How often does a dentist hear this? This situation usually occurs in the 17-22 age group. Wisdom teeth, also known as third molars, are the last teeth to erupt in the mouth. As long as there is enough room for them to come in, there is no problem. But lack of space for these teeth is more the situation.


An early indication of wisdom tooth troubles is when the flap of tissue covering the tooth can get infected. This condition is known as “pericoronitis.” “Peri-“ means around, “coron” refers to the crown of the tooth, and “-itis” means and infection. When I was a dentist in the Army I would see several of these daily.

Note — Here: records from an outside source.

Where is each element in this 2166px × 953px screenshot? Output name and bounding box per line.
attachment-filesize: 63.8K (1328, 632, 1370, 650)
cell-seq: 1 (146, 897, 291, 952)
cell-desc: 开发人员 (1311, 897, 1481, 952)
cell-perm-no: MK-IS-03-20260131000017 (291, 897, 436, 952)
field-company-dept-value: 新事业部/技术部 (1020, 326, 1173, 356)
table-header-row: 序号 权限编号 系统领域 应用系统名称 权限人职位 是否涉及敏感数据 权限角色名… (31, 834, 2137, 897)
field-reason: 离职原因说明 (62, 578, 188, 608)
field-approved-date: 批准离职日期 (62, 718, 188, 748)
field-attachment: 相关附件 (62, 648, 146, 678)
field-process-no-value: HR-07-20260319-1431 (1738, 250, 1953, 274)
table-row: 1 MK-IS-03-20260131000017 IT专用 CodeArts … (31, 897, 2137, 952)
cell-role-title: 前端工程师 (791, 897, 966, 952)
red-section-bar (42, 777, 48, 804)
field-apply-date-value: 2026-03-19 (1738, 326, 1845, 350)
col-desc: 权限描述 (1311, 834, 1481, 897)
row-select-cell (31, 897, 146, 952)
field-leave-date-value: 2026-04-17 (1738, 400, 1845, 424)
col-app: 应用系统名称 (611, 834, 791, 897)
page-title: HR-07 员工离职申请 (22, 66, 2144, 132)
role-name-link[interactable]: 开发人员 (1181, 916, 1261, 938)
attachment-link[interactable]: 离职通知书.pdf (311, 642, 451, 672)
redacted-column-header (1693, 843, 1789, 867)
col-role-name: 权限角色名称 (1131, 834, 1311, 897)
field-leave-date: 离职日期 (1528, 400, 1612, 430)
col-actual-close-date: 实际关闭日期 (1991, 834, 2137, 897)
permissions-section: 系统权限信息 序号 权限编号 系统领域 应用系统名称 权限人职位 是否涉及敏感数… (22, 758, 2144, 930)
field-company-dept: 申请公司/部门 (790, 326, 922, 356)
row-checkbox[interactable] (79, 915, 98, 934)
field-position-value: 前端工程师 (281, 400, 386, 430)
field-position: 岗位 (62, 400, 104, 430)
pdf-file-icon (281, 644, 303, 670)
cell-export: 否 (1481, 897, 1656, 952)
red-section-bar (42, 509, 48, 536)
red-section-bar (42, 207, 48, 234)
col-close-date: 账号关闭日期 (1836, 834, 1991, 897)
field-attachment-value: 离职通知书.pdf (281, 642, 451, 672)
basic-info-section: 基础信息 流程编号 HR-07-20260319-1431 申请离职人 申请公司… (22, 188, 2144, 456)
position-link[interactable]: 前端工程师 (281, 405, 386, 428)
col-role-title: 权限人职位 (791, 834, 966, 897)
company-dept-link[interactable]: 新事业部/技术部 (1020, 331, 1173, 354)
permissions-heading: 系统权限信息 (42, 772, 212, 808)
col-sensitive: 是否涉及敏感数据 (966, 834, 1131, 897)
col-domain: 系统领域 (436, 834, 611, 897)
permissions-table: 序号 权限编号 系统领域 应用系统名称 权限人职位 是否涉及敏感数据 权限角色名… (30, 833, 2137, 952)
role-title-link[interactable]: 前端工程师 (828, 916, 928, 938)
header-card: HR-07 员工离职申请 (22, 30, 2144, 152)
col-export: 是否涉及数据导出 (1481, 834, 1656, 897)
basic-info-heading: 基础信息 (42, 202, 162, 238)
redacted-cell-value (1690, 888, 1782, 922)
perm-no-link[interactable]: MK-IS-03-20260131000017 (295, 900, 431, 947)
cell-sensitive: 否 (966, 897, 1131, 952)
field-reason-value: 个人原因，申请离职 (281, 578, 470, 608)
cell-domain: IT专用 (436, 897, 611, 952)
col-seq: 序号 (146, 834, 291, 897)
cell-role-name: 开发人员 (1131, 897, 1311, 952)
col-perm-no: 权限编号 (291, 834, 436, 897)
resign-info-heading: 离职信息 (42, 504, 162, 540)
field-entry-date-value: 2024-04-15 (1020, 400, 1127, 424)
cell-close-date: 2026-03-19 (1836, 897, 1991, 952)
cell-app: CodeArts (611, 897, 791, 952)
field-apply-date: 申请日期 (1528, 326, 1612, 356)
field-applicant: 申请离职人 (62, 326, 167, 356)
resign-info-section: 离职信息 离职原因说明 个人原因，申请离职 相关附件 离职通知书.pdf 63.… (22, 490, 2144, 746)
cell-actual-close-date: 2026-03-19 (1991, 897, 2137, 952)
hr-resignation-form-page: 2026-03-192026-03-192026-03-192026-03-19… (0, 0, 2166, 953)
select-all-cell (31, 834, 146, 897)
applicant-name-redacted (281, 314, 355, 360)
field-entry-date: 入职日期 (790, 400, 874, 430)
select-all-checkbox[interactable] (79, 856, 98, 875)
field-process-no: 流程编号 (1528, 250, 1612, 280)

The short term emergency treatment is to give the patient some antibiotics and a prescription for pain medicine. This should make the patient comfortable. A home remedy is to place a wet tea bag over the gum and let it sit for about 10 minutes. Tea has tannic acid which is an astringent and will shrink the gum tissue a little bit. This does work in a few instances.


The normal recommended treatment is to simply remove the wisdom tooth and problems won’t recur.

However, I have a 50 year old patient who has had a consultation to have her wisdom tooth removed because the gum tissue is giving her trouble. She was told from the oral surgeon that the tooth could not be removed because it’s sitting on the nerve and could damage the nerve if extracted. The result could be a permanent parasthesia, which means that the lower right side will remain numb permanently. This is no good at all! What can we do for her?

One treatment is to remove gum tissue from around the tooth. If the gum tissue is not there, it can’t get infected. The only other situation is if someone packs food or debris along the side of the tooth into the gum, then that would need to be cleaned out. That is usually easily accomplished without much trouble.